Feeling a little intimidated by the endless possibilities of practical effects? Don’t fret; every pro artist felt the same way at some point! Even if you’re adept at bringing realism to your artistry, the unfamiliar techniques and tools of the trade can be a little overwhelming to newcomers. So today, we’re gonna share a few basic tutorials on how to create convincing effects with nothing but beauty makeup!
How To Create Old Age Effects
Wrinkles, veins, and liver spots are often right at the front of any SFX curriculum. Why? Because it’s essentially the inverse of natural beauty makeup, where you conceal imperfections and sculpt the bone structure to make it appear more youthful. Here, you take all the same principles of highlight and contour and use them to make someone look older! For this, you’ll just need a cheek brush, a fine point brush, a crease brush, and a contouring palette (note: contour can’t be substituted with bronzer.)
- Standing directly underneath a light source, identify the natural highlights and contours of your face in a mirror. Scrunch up your face and look closely for shadows falling into your temples, eye sockets, and nasolabial folds; or your “smile lines”.
- Take your cheek brush and apply highlight to the highest point of your forehead, blending outward from there. Then, using the crease brush, repeat this process for the bridge of the nose, chin, cheekbones, and brow bone.
- Still using the cheek brush, take your contour and apply to the slopes of the frontal bone, further accentuating the forehead. Then apply the contour to the deepest part of your temples, blending it out towards the hairline. Lastly, contour the hollows of your cheeks.

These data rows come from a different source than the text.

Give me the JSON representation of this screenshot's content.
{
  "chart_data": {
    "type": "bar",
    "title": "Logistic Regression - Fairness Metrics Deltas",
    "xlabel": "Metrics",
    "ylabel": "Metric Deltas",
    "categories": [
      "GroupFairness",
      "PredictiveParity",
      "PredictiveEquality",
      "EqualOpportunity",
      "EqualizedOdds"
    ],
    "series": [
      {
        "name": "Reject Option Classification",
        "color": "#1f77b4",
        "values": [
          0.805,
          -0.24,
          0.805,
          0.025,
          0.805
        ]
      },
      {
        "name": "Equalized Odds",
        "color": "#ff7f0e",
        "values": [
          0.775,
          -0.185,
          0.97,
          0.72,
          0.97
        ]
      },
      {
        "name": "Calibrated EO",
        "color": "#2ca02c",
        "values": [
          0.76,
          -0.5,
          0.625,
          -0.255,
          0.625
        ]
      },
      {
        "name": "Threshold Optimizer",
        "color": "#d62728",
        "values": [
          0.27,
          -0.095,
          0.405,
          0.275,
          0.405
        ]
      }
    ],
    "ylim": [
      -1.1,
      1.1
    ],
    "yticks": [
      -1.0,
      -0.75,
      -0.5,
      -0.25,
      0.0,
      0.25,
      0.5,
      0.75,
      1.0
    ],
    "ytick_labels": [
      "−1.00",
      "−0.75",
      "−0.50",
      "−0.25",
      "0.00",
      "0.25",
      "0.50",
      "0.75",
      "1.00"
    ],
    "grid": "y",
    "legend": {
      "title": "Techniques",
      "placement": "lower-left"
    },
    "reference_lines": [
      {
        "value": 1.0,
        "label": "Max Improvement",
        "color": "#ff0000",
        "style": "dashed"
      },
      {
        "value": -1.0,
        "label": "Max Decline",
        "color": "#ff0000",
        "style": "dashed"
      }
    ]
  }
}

If you have round or well defined cheeks, suck them in and make a fish face- you’ll see what we mean!
- Using the crease brush, you’ll use this same contouring technique to accentuate your eye sockets, eye bags, frown lines, and smile lines. Remember to blend, blend, blend!
- Now, using your fine point brush, use the contour to accentuate the lines around your eyes and mouth. A magnifying mirror is usually helpful for this step.
- Optionally, you can use a teal-colored eyeliner pencil to accentuate any visible veins and a deep brown pencil to create liver spots.
How To Create Scars and Cuts Effects
Now we’re getting to the fun stuff! Since not all cuts are created equal, this tutorial will help you replicate minor abrasions like cat scratches. For this, you’ll need a fine angled liner brush, a brightening concealer, contour powder, and a blood-red lipstick.
- Using the angled liner brush, apply a very thin line of brightening concealer to the skin. Then, blend out only one side of the line with a slight sweeping motion. This creates the illusion of a raised layer of skin.
- If you are creating a scar, take your contour and create another, slightly thinner line up against the edge of the concealer. Blend the contour out in the other direction, and you have a scar just like that!
- If you’re creating a cut, apply liquid lipstick to the angled brush and create a thin line up against the unblended concealer. Flick the ends of the lipstick line out into sharp points; as though you were doing winged eyeliner. Once you have your “cut”, apply another thin line of concealer to the other side of the lipstick and blend out the outer edge.
How To Create Bruises
Believe it or not, bruises are probably the trickiest of the bunch. They constantly change in color, size, and shape, and some folks barely bruise at all! Here, we’ll teach you how to do a moderately severe bruise that’s about two days old, using only eyeshadow and a crease brush. The shades you need will vary depending on your skin tone, so we’ll use the chart below to give you a general idea for now. (Note: cream eyeshadow actually works best for this, if you have it!)
- Using shade #1, create a small cloudy shape on the skin with your crease brush. Make sure the coverage is sheer, and that the shape isn’t too round.
- Using shade number #2, create a few uneven blotches in a crescent shape within the confines of your “cloud”. Usually, the darkest part of a bruise is the part closest to the ground when you’re standing upright.
- Add a few dabs of shade #3 to the inner circumference of shade #2. It’s ok if they overlap a bit, just remember to keep the coverage patchy!
- You should now have a shape resembling a ring. Add a light wash of shade #4 to the inside of the ring, then use shades #4 and #5 to create a slight halo around the darker tones.
And There You Have It!
You’re ready to create some minor contusions for your next costume or project!